“Oh, Mother Earth! teach me, for I know not, what I shall do, that I may have not only sorrow and misery—that even in my life there may be bright days!”

And the peasant fell asleep.


Sunrise is wiser than nightfall. Next morning the peasant awoke, and, after pondering deeply, he broke off a strong bough, cut it with a stone and made a spade; with this he raised an earthen hut. And he covered it with brushwood, and filled the chinks with moss, and roofed it over. Then he closed the entrance with a stone and took up his dwelling there.

Time passed on, and a household grew up about the peasant, with fields and pastures and all things needful. There he dwelt and passed his days in peace and joy, praising God.
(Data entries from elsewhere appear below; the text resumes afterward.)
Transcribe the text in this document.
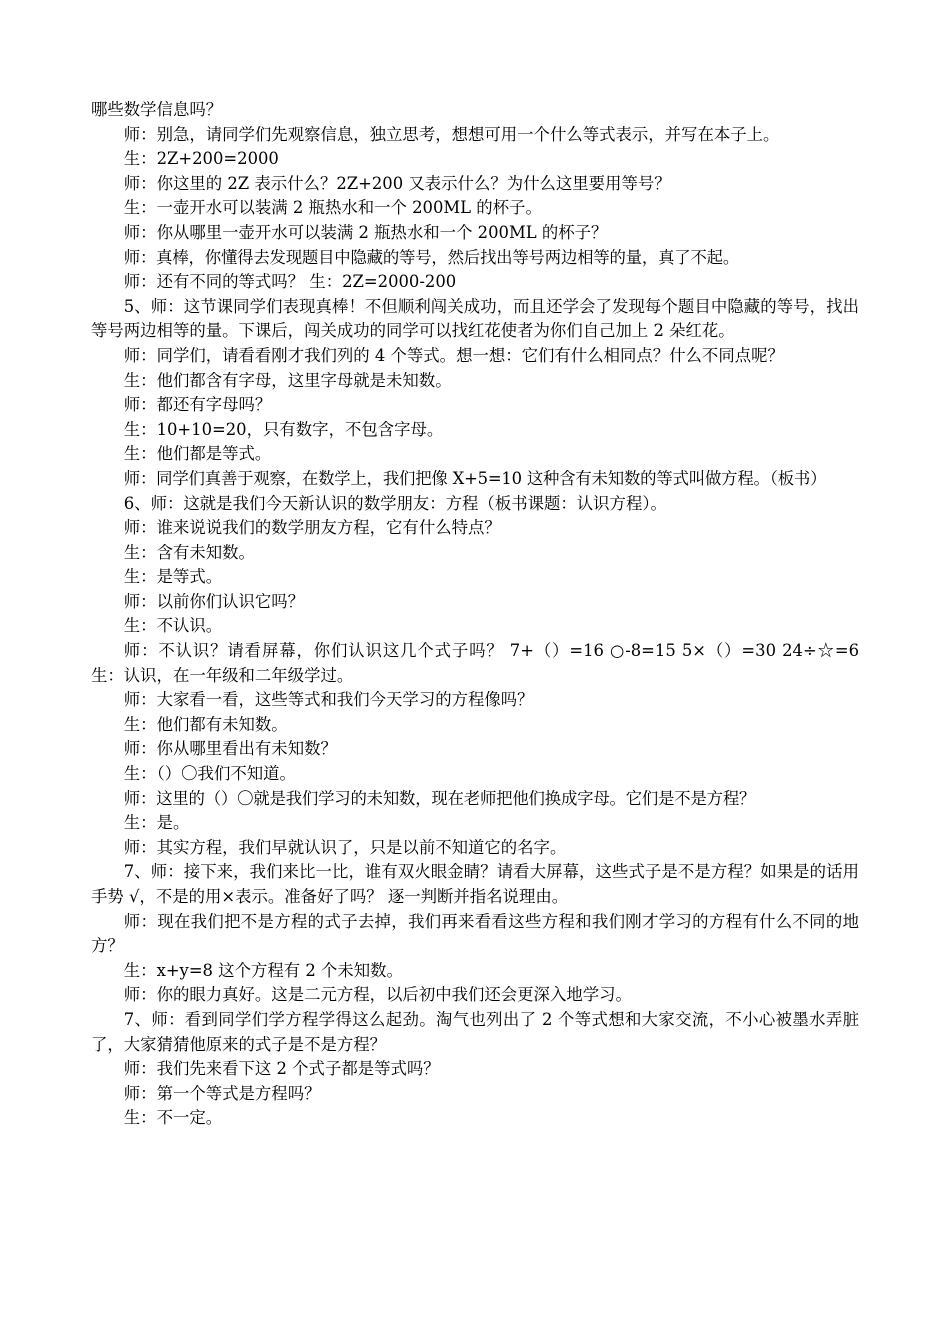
哪些数学信息吗？

师：别急，请同学们先观察信息，独立思考，想想可用一个什么等式表示，并写在本子上。

生：2Z+200=2000

师：你这里的 2Z 表示什么？2Z+200 又表示什么？为什么这里要用等号？

生：一壶开水可以装满 2 瓶热水和一个 200ML 的杯子。

师：你从哪里一壶开水可以装满 2 瓶热水和一个 200ML 的杯子？

师：真棒，你懂得去发现题目中隐藏的等号，然后找出等号两边相等的量，真了不起。

师：还有不同的等式吗？ 生：2Z=2000-200

5、师：这节课同学们表现真棒！不但顺利闯关成功，而且还学会了发现每个题目中隐藏的等号，找出等号两边相等的量。下课后，闯关成功的同学可以找红花使者为你们自己加上 2 朵红花。

师：同学们，请看看刚才我们列的 4 个等式。想一想：它们有什么相同点？什么不同点呢？

生：他们都含有字母，这里字母就是未知数。

师：都还有字母吗？

生：10+10=20，只有数字，不包含字母。

生：他们都是等式。

师：同学们真善于观察，在数学上，我们把像 X+5=10 这种含有未知数的等式叫做方程。（板书）

6、师：这就是我们今天新认识的数学朋友：方程（板书课题：认识方程）。

师：谁来说说我们的数学朋友方程，它有什么特点？

生：含有未知数。

生：是等式。

师：以前你们认识它吗？

生：不认识。

师：不认识？请看屏幕，你们认识这几个式子吗？ 7+（）=16 ○-8=15 5×（）=30 24÷☆=6 生：认识，在一年级和二年级学过。

师：大家看一看，这些等式和我们今天学习的方程像吗？

生：他们都有未知数。

师：你从哪里看出有未知数？

生：（）〇我们不知道。

师：这里的（）〇就是我们学习的未知数，现在老师把他们换成字母。它们是不是方程？

生：是。

师：其实方程，我们早就认识了，只是以前不知道它的名字。

7、师：接下来，我们来比一比，谁有双火眼金睛？请看大屏幕，这些式子是不是方程？如果是的话用手势 √，不是的用×表示。准备好了吗？ 逐一判断并指名说理由。

师：现在我们把不是方程的式子去掉，我们再来看看这些方程和我们刚才学习的方程有什么不同的地方？

生：x+y=8 这个方程有 2 个未知数。

师：你的眼力真好。这是二元方程，以后初中我们还会更深入地学习。

7、师：看到同学们学方程学得这么起劲。淘气也列出了 2 个等式想和大家交流，不小心被墨水弄脏了，大家猜猜他原来的式子是不是方程？

师：我们先来看下这 2 个式子都是等式吗？

师：第一个等式是方程吗？

生：不一定。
What then, my lads? If the good folk were but a bit wiser and would stand up for themselves and their own, maybe every man might live in peace and plenty, and never need to slip away and hide his head in the forest. Think of that!

THE DOG’S PASSPORT.

(TOLD BY A PEASANT.)[[50]]

Well, you see, once there was a man with an old dog; and he took the old dog and turned him out of doors, he did. So the dog up and says: “Give me a passport that I lived with you.” So the man wrote him a passport, and let him go his way—to the four winds. Well, the dog went his way, and at last he came to another man as hadn’t got a dog; and he just hung on and begged him to let him bide. So the man took him, and he bided there one day, and two days,—and all at once he saw the cat. And it was a fine cat. And all their lives they two had never cast eyes one on the other. So the dog says—“Who are you?” and the cat says—“I am the cat, and I live here, and I look after the master.... And who are you?” she says. “I am the dog,” says he; “and I’ve got a passport; I live in the back-yard, and look after the master.” “And where’s the passport?” “Here it is, under my paw.” “Give it to me; I’ll hide it away safe, or you will be getting it all sopping wet when the rain comes.” “Well,” says the dog, “take it, but give it me back when I tell you.” So those two were right good mates together. Only one night the cat ran after a wee mousie, and she dropped the passport in the old straw, and the gammer took it and burnt it up in the fire, she did. Well, then the gaffer took the dog and turned him out of doors, because he hadn’t got his passport; and the dog called the cat. “Give back my passport!” “It’s gone,” says she; “I lost it!” And that dog, it just flew at the cat, and tore it into little wee bits.... There now! If the cat hadn’t happened to have burnt the passport, those two would have been mates like, and the dog would have bided at home. Only think of that!